My solution is to have an in-depth discussion during class to set goals, rules and penalties for completing work. Then we create  academic success plans for every student and their situation. Each student can make their own copy of the document, and fill it in accordingly. Though many have expressed concerns to me about the amount of time this takes, putting the time in on this issue at the beginning of the year makes the class work better in the long run. We also create some options for what people can do instead if they feel unable to complete work and how groups can maximize on member strengths so that everyone does there part. Looking forward to engaging in this incredible class-building exercise!
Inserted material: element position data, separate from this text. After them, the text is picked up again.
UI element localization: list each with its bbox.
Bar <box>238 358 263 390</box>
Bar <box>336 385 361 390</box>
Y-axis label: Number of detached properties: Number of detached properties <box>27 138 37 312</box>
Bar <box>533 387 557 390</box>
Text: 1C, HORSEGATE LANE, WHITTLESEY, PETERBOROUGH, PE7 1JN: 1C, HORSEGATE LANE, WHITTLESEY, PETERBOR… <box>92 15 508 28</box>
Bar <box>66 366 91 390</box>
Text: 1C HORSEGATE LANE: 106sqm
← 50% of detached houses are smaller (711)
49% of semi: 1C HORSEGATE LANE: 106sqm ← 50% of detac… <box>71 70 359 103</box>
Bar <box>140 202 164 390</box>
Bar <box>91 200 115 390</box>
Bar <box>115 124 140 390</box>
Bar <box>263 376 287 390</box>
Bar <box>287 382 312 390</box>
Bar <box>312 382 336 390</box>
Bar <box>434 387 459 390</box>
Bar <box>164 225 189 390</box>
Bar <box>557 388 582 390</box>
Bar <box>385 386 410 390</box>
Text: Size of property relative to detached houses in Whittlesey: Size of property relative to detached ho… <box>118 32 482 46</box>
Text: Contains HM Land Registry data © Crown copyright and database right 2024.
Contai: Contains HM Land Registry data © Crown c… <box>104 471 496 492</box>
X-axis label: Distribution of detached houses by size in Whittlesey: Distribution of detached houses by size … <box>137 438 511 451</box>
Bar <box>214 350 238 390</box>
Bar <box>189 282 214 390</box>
Thinking more deeply about citizenship identity

We have been thinking a lot about the impacts of ethnicity on education in class by watching at Precious Knowledge; this week we are moving to think more about the concept of citizenship and belonging being impacted by ethnicity because of ascribed identity.  As this week will be the anniversary of 9/11, this Ascribed Identity Lesson Plan evolved from The Power of the Story: The Voice of Witness Teacher’s Guide to Oral History and our university students.  The goal is to build a sense of the impact that people’s presumptions about identity can have on other people’s sense of belonging and citizenship. Reading bell hooks’ belonging: a culture of place reminds me that the sense of belonging can be an entitlement; can citizens who don’t feel like they belong and aren’t treated like they belong experience the full expression of their rights?

The Identity Box worksheet was created to go along with this lesson. I used excerpts from Patriot Acts, a book in the Voices of Witness series because they tell stories that we don’t often hear about 9/11 that were collected using oral history.  We hope that students learn more about history as a living entity that has myriad perspectives from techniques like oral history.  As teens in New York, Adama’s story is about one 16-year old Muslim girl and Gurwinder’s Story is about a 19-year old Sikh boy.  Looking forward to comments from the class about how this lesson worked!  Let me know if you think there is anything that could be improved in the future.

Following up on Precious Knowledge

As always, Precious Knowledge, is a great film to watch with the class. This year, we are going to use the film to help set up the first research project for the students, as well as introduce some critical literacy skills.

Over the summer, The Atlantic, released an article on the impact the struggles of Tucson United School District had on ethnic studies programs across the nation. Students read the article in small groups and used this form to begin to analyze the article. We really want to model the act of critical literacy so that ALL students are able to recognize their ability to critique information.

After this activity, the students will be getting into small groups to launch their first group webquest mini-research project.  The students will go to this site to learn more about some of the issues in Precious Knowledge. Then they will form groups and fill out this worksheet together before deciding which issue they would like to do further research on.

Once they select which issue they want to focus on from the list of options on PBS’s website, they will be able to think through and create a a research topic and question ready.They will then use this Mini Research Plan Project rubric to create projects. This rubric is intentionally broad, we are interested in seeing what our talented and creative students come up with!